MULTIFACETADO – Marcada pelas religiões de matriz africana, a história de Tizumba se divide em diferentes frentes artísticas (Foto: Patrick Arley/Divulgação )

Tizumba ressalta a importância de referenciar a luta e as manifestações culturais do negro

Um fator que aglutina as atuações artísticas de Tizumba é a negritude e a defesa das manifestações afro. “Com sete anos, eu cantava ‘Tributo a Martin Luther King’ sem nem entender a história. Meu envolvimento com a luta do negro aconteceu, mesmo, quando fui convidado a participar do

Movimento Negro Unificado (MNU), em 1978. Depois disso, virou o discurso do meu trabalho. Até porque não consigo fazer de outro jeito: é o meu corpo negro que está ali, no palco, na rua, na TV”.

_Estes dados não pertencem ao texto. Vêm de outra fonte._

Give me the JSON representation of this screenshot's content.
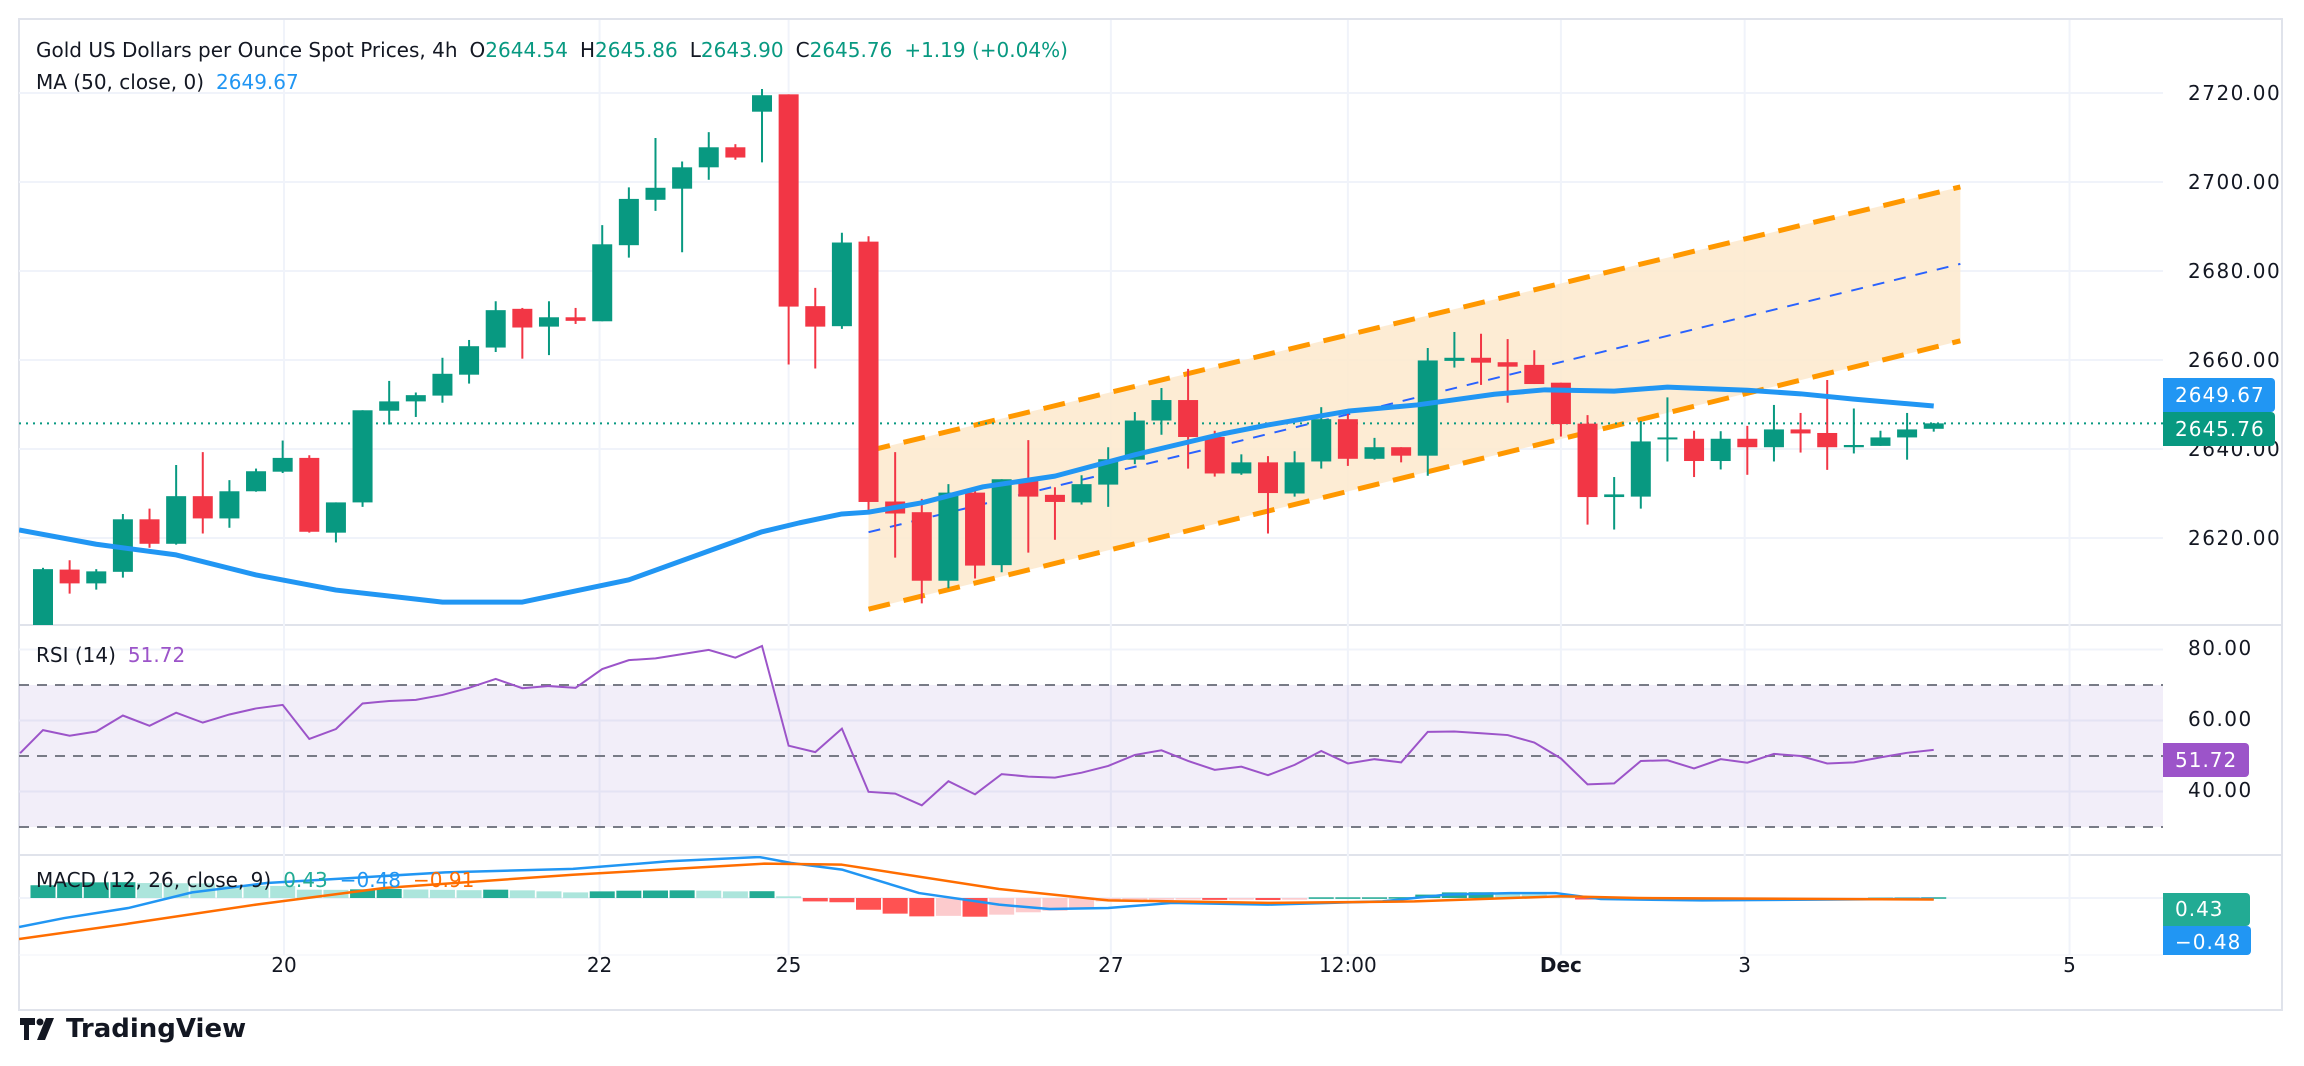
{
  "header": {
    "symbol_title": "Gold US Dollars per Ounce Spot Prices, 4h",
    "open_label": "O",
    "open": "2644.54",
    "high_label": "H",
    "high": "2645.86",
    "low_label": "L",
    "low": "2643.90",
    "close_label": "C",
    "close": "2645.76",
    "change": "+1.19 (+0.04%)"
  },
  "ma_legend": {
    "label": "MA (50, close, 0)",
    "value": "2649.67"
  },
  "rsi_legend": {
    "label": "RSI (14)",
    "value": "51.72"
  },
  "macd_legend": {
    "label": "MACD (12, 26, close, 9)",
    "histogram": "0.43",
    "macd": "−0.48",
    "signal": "−0.91"
  },
  "price_axis": {
    "ticks": [
      "2720.00",
      "2700.00",
      "2680.00",
      "2660.00",
      "2640.00",
      "2620.00"
    ],
    "ma_tag": "2649.67",
    "last_tag": "2645.76"
  },
  "rsi_axis": {
    "ticks": [
      "80.00",
      "60.00",
      "40.00"
    ],
    "tag": "51.72"
  },
  "macd_axis": {
    "hist_tag": "0.43",
    "macd_tag": "−0.48"
  },
  "time_axis": {
    "labels": [
      {
        "text": "20",
        "index": 9.05
      },
      {
        "text": "22",
        "index": 20.9
      },
      {
        "text": "25",
        "index": 28.0
      },
      {
        "text": "27",
        "index": 40.1
      },
      {
        "text": "12:00",
        "index": 49.0
      },
      {
        "text": "Dec",
        "index": 57.0,
        "bold": true
      },
      {
        "text": "3",
        "index": 63.9
      },
      {
        "text": "5",
        "index": 76.1
      }
    ]
  },
  "branding": {
    "name": "TradingView"
  },
  "colors": {
    "up": "#089981",
    "down": "#f23645",
    "ma": "#2196f3",
    "rsi": "#9c54c9",
    "channel": "#ff9800",
    "channel_fill": "#fde9cc",
    "channel_mid": "#2962ff",
    "macd": "#2196f3",
    "signal": "#ff6d00",
    "hist_up_strong": "#22ab94",
    "hist_up_weak": "#ace5dc",
    "hist_down_strong": "#ff5252",
    "hist_down_weak": "#fccbcd"
  },
  "chart_data": {
    "type": "candlestick",
    "price_range": [
      2598,
      2724
    ],
    "price_ticks": [
      2620,
      2640,
      2660,
      2680,
      2700,
      2720
    ],
    "last_price": 2645.76,
    "candles": [
      [
        2600.0,
        2613.3,
        2598.0,
        2613.0
      ],
      [
        2612.9,
        2615.0,
        2607.5,
        2609.8
      ],
      [
        2609.8,
        2613.0,
        2608.4,
        2612.5
      ],
      [
        2612.4,
        2625.4,
        2611.1,
        2624.2
      ],
      [
        2624.2,
        2626.6,
        2617.8,
        2618.7
      ],
      [
        2618.7,
        2636.4,
        2618.5,
        2629.4
      ],
      [
        2629.4,
        2639.3,
        2621.0,
        2624.4
      ],
      [
        2624.4,
        2633.0,
        2622.3,
        2630.5
      ],
      [
        2630.5,
        2635.6,
        2630.4,
        2635.0
      ],
      [
        2634.9,
        2641.9,
        2634.6,
        2638.0
      ],
      [
        2638.0,
        2638.6,
        2621.2,
        2621.4
      ],
      [
        2621.2,
        2628.0,
        2619.0,
        2628.0
      ],
      [
        2628.0,
        2648.7,
        2627.0,
        2648.7
      ],
      [
        2648.6,
        2655.3,
        2645.5,
        2650.7
      ],
      [
        2650.7,
        2652.7,
        2647.2,
        2652.1
      ],
      [
        2652.0,
        2660.5,
        2650.4,
        2656.9
      ],
      [
        2656.7,
        2664.5,
        2654.7,
        2663.1
      ],
      [
        2662.8,
        2673.2,
        2661.8,
        2671.2
      ],
      [
        2671.5,
        2671.7,
        2660.3,
        2667.3
      ],
      [
        2667.5,
        2673.2,
        2661.1,
        2669.6
      ],
      [
        2669.6,
        2671.7,
        2668.1,
        2668.8
      ],
      [
        2668.7,
        2690.3,
        2668.7,
        2686.0
      ],
      [
        2685.8,
        2698.8,
        2683.0,
        2696.2
      ],
      [
        2696.0,
        2709.9,
        2693.5,
        2698.7
      ],
      [
        2698.5,
        2704.6,
        2684.2,
        2703.3
      ],
      [
        2703.3,
        2711.2,
        2700.5,
        2707.8
      ],
      [
        2707.8,
        2708.5,
        2705.0,
        2705.5
      ],
      [
        2715.8,
        2720.9,
        2704.4,
        2719.5
      ],
      [
        2719.7,
        2719.7,
        2659.0,
        2672.0
      ],
      [
        2672.1,
        2676.2,
        2658.1,
        2667.5
      ],
      [
        2667.6,
        2688.6,
        2667.0,
        2686.4
      ],
      [
        2686.6,
        2687.8,
        2626.2,
        2628.1
      ],
      [
        2628.2,
        2639.3,
        2615.6,
        2625.5
      ],
      [
        2625.8,
        2628.8,
        2605.3,
        2610.4
      ],
      [
        2610.4,
        2632.1,
        2608.7,
        2630.2
      ],
      [
        2630.2,
        2631.4,
        2610.9,
        2613.8
      ],
      [
        2613.9,
        2633.2,
        2612.3,
        2633.2
      ],
      [
        2633.2,
        2642.0,
        2616.7,
        2629.3
      ],
      [
        2629.7,
        2631.4,
        2619.6,
        2628.1
      ],
      [
        2628.0,
        2634.1,
        2627.5,
        2632.1
      ],
      [
        2632.0,
        2640.4,
        2627.0,
        2637.7
      ],
      [
        2637.6,
        2648.3,
        2636.6,
        2646.4
      ],
      [
        2646.4,
        2653.7,
        2643.2,
        2651.0
      ],
      [
        2651.0,
        2658.0,
        2635.6,
        2642.7
      ],
      [
        2642.7,
        2644.1,
        2633.8,
        2634.5
      ],
      [
        2634.5,
        2638.8,
        2634.2,
        2637.0
      ],
      [
        2637.0,
        2638.4,
        2621.0,
        2630.1
      ],
      [
        2630.0,
        2639.5,
        2629.3,
        2637.0
      ],
      [
        2637.2,
        2649.4,
        2635.6,
        2646.7
      ],
      [
        2646.7,
        2647.9,
        2636.2,
        2637.8
      ],
      [
        2637.8,
        2642.5,
        2637.6,
        2640.4
      ],
      [
        2640.4,
        2640.4,
        2637.0,
        2638.5
      ],
      [
        2638.5,
        2662.7,
        2634.0,
        2659.9
      ],
      [
        2659.8,
        2666.3,
        2658.3,
        2660.5
      ],
      [
        2660.5,
        2665.9,
        2654.4,
        2659.4
      ],
      [
        2659.5,
        2664.7,
        2650.4,
        2658.5
      ],
      [
        2658.9,
        2662.2,
        2654.6,
        2654.6
      ],
      [
        2654.9,
        2654.9,
        2642.8,
        2645.6
      ],
      [
        2645.7,
        2647.6,
        2623.0,
        2629.2
      ],
      [
        2629.2,
        2633.7,
        2621.9,
        2629.8
      ],
      [
        2629.3,
        2646.3,
        2626.6,
        2641.7
      ],
      [
        2642.3,
        2651.6,
        2637.2,
        2642.6
      ],
      [
        2642.3,
        2644.1,
        2633.7,
        2637.3
      ],
      [
        2637.3,
        2644.0,
        2635.4,
        2642.3
      ],
      [
        2642.3,
        2645.2,
        2634.2,
        2640.4
      ],
      [
        2640.4,
        2649.9,
        2637.2,
        2644.4
      ],
      [
        2644.4,
        2648.1,
        2639.2,
        2643.5
      ],
      [
        2643.6,
        2655.5,
        2635.3,
        2640.4
      ],
      [
        2640.4,
        2649.1,
        2639.0,
        2640.9
      ],
      [
        2640.7,
        2644.1,
        2640.7,
        2642.6
      ],
      [
        2642.6,
        2648.1,
        2637.6,
        2644.4
      ],
      [
        2644.54,
        2645.86,
        2643.9,
        2645.76
      ]
    ],
    "ma50": [
      [
        -0.9,
        2621.8
      ],
      [
        2,
        2618.6
      ],
      [
        5,
        2616.2
      ],
      [
        8,
        2611.7
      ],
      [
        11,
        2608.3
      ],
      [
        15,
        2605.6
      ],
      [
        18,
        2605.6
      ],
      [
        22,
        2610.6
      ],
      [
        27,
        2621.4
      ],
      [
        28.4,
        2623.4
      ],
      [
        30,
        2625.4
      ],
      [
        31,
        2625.8
      ],
      [
        33,
        2627.9
      ],
      [
        35.3,
        2631.5
      ],
      [
        38,
        2633.9
      ],
      [
        41,
        2638.7
      ],
      [
        44.3,
        2643.4
      ],
      [
        46,
        2645.4
      ],
      [
        49,
        2648.5
      ],
      [
        51.6,
        2649.9
      ],
      [
        54.5,
        2652.3
      ],
      [
        56.4,
        2653.3
      ],
      [
        59,
        2653.0
      ],
      [
        61,
        2653.9
      ],
      [
        64,
        2653.2
      ],
      [
        66,
        2652.4
      ],
      [
        68,
        2651.2
      ],
      [
        71,
        2649.67
      ]
    ],
    "channel": {
      "start_index": 31,
      "end_index": 72,
      "upper": [
        2639.6,
        2698.9
      ],
      "middle": [
        2621.3,
        2681.6
      ],
      "lower": [
        2604.0,
        2664.3
      ]
    },
    "rsi": {
      "range": [
        25,
        85
      ],
      "levels": [
        30,
        50,
        70
      ],
      "ticks": [
        40,
        60,
        80
      ],
      "values": [
        57.3,
        55.7,
        56.9,
        61.4,
        58.5,
        62.2,
        59.4,
        61.7,
        63.4,
        64.4,
        54.8,
        57.6,
        64.8,
        65.5,
        65.8,
        67.2,
        69.2,
        71.7,
        69.1,
        69.7,
        69.2,
        74.5,
        77.0,
        77.5,
        78.7,
        79.9,
        77.7,
        81.0,
        52.9,
        51.1,
        57.7,
        39.9,
        39.4,
        36.1,
        42.9,
        39.2,
        44.9,
        44.2,
        43.9,
        45.3,
        47.2,
        50.3,
        51.6,
        48.6,
        46.1,
        47.0,
        44.6,
        47.5,
        51.4,
        47.9,
        49.1,
        48.2,
        56.8,
        56.9,
        56.4,
        55.9,
        53.8,
        49.3,
        42.0,
        42.3,
        48.6,
        48.8,
        46.5,
        49.1,
        48.1,
        50.6,
        50.0,
        47.9,
        48.2,
        49.6,
        50.9,
        51.72
      ]
    },
    "macd": {
      "histogram": [
        7.5,
        9.2,
        9.2,
        9.3,
        8.8,
        8.7,
        8.6,
        7.3,
        7.2,
        7.1,
        4.9,
        4.8,
        5.1,
        5.3,
        5.0,
        4.8,
        4.6,
        4.9,
        4.5,
        3.9,
        3.3,
        3.9,
        4.3,
        4.4,
        4.5,
        4.3,
        3.9,
        4.0,
        1.0,
        -2.0,
        -2.5,
        -6.9,
        -9.2,
        -10.8,
        -10.5,
        -11.0,
        -9.8,
        -8.4,
        -7.5,
        -5.9,
        -2.0,
        -1.4,
        -1.0,
        -0.9,
        -1.1,
        -1.0,
        -1.2,
        -1.0,
        0.4,
        0.4,
        0.4,
        0.5,
        2.0,
        3.3,
        3.4,
        3.0,
        2.0,
        1.0,
        -0.6,
        -0.8,
        -0.6,
        -0.4,
        -0.3,
        -0.2,
        -0.1,
        0.1,
        -0.2,
        -0.4,
        -0.5,
        0.2,
        0.3,
        0.43
      ],
      "macd_line": [
        [
          -0.9,
          -17.1
        ],
        [
          0.8,
          -11.8
        ],
        [
          3.2,
          -5.9
        ],
        [
          5.6,
          3.3
        ],
        [
          8.4,
          8.8
        ],
        [
          11.6,
          11.8
        ],
        [
          15.1,
          15.1
        ],
        [
          19.9,
          17.1
        ],
        [
          23.5,
          21.6
        ],
        [
          26.9,
          24.1
        ],
        [
          28.1,
          20.6
        ],
        [
          30,
          16.7
        ],
        [
          32.9,
          2.9
        ],
        [
          35.9,
          -3.9
        ],
        [
          37.8,
          -6.5
        ],
        [
          40,
          -5.9
        ],
        [
          42.4,
          -2.9
        ],
        [
          46,
          -3.9
        ],
        [
          50.3,
          -2.0
        ],
        [
          52.7,
          2.0
        ],
        [
          55.1,
          2.9
        ],
        [
          56.8,
          2.9
        ],
        [
          58.5,
          -0.6
        ],
        [
          62.3,
          -1.4
        ],
        [
          71,
          -0.48
        ]
      ],
      "signal_line": [
        [
          -0.9,
          -24.1
        ],
        [
          3.2,
          -15.1
        ],
        [
          8,
          -3.9
        ],
        [
          12.8,
          5.9
        ],
        [
          19.9,
          13.7
        ],
        [
          27.1,
          20.2
        ],
        [
          30,
          19.6
        ],
        [
          35.9,
          5.3
        ],
        [
          40,
          -1.4
        ],
        [
          46,
          -2.9
        ],
        [
          51.5,
          -2.0
        ],
        [
          57,
          1.0
        ],
        [
          59.9,
          0
        ],
        [
          71,
          -0.91
        ]
      ]
    }
  }
}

O multiartista mineiro defende a importância das manifestações culturais e da luta do povo negro, frente ao racismo estrutural que assola o Brasil. “Veja hoje, como o racismo voltou com tudo. Por isso, não acho que o racismo vai acabar, porque o racista existe. O que tem que acabar é a falta de direitos, a falta de igualdade”, crava.

HISTÓRIA – Foto mostra Maurício Tizumba em Ouro Preto, em 1975, ano em que começou a tocar e cantar em bares (Acervo Pessoal)

“Desde que nosso povo foi sequestrado na África e jogado no mundo à própria sorte, existe uma defasagem muito grande, que só vai se resolver com as cotas. Mas o branco não entende que a gente precisa de reparação histórica. Não entende que o bisavô dele roubou o meu, que a pele clara dele abre portas, que ele pode roubar e colocar a culpa em mim”.

Nesta toada, Tizumba ressalta que é preciso referenciar as origens da cultura do tambor em BH, hoje alastrada pelo carnaval de rua – e que encontrou identidade no termo tilelê, popularizado por uma música sua. “As pessoas falam que são tilelês sem nem saber o que significa. Tilelê não é usar brinco e saia rodada. São refrões onomatopéicos de cantigas congadeiras. Têm vários tilelês, muita gente acha que é só o que eu gravei na música”, afirma. “Eu acho legal quando as pessoas se identificam e chegam para brincar e dançar. Afinal, a gente trabalha para isso. O que não pode acontecer é sequestrarem nossa arte e nossa fé para braquear a história”.

O show de Maurício Tizumba e Sérgio Pererê acontece na próxima sexta-feira, às 20h30, no Teatro do Centro Cultural Minas Tênis Clube (r. da Bahia, 2.244 – Lourdes). Os ingressos custam R$ 20 (inteira) e R$ 10 (meia-entrada). No lançamento, o livro será vendido a R$ 30.